Едва сдерживая радость, Сергей летел по переходу метро на пересадку от кольцевой. Тысячи раз за последние месяцы он мысленно проделывал этот путь с разных сторон Москвы, и, видно, оттого ему казалось, что и сейчас он лишь все еще мечтает об этом. Он с трудом заставил себя перейти с бега на быстрый шаг и восстановил сбившееся дыхание.
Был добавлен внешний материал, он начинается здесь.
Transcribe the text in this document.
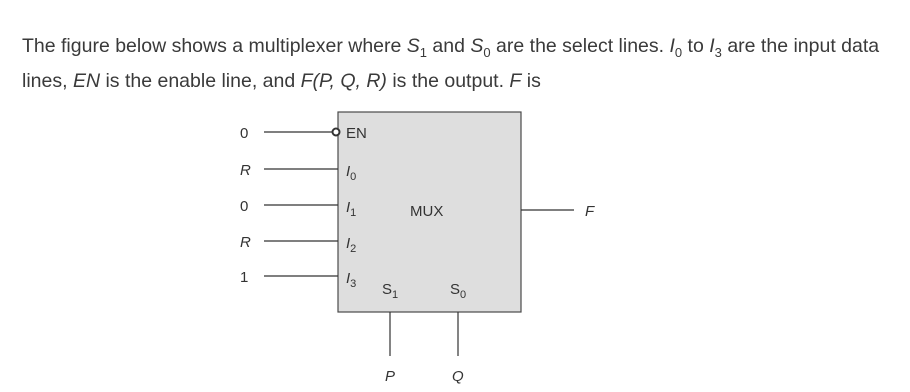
The figure below shows a multiplexer where $S_1$ and $S_0$ are the select lines. $I_0$ to $I_3$ are the input data lines, EN is the enable line, and F(P, Q, R) is the output. F is

0
R
0
R
1
EN
$I_0$
$I_1$
$I_2$
$I_3$
MUX
$S_1$	$S_0$
F
P	Q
Ему вдруг стало смешно оттого, что дышал он так, как если бы с полной выкладкой отжимался на кулаках на плацу. Сергей остановился, купил газету и несколько минут тупо таращился на разбегающиеся мелкие буквы, облокотившись о колонну. Дыхание восстановилось, сердце перестало ухать у основания шеи, затихнув где-то слева за грудиной. Сергей швырнул газету в урну и сел в поезд. Оставались считанные минуты до встречи с любимой.
Лена стояла у зеркала в прихожей и рассматривала себя. Лицо было грустным. Впрочем, оно давно уже было грустным, когда она находилась наедине с собой, с тех самых пор, как рассталась с Сергеем. На людях она отвлекалась, поэтому старалась как можно больше находиться на людях.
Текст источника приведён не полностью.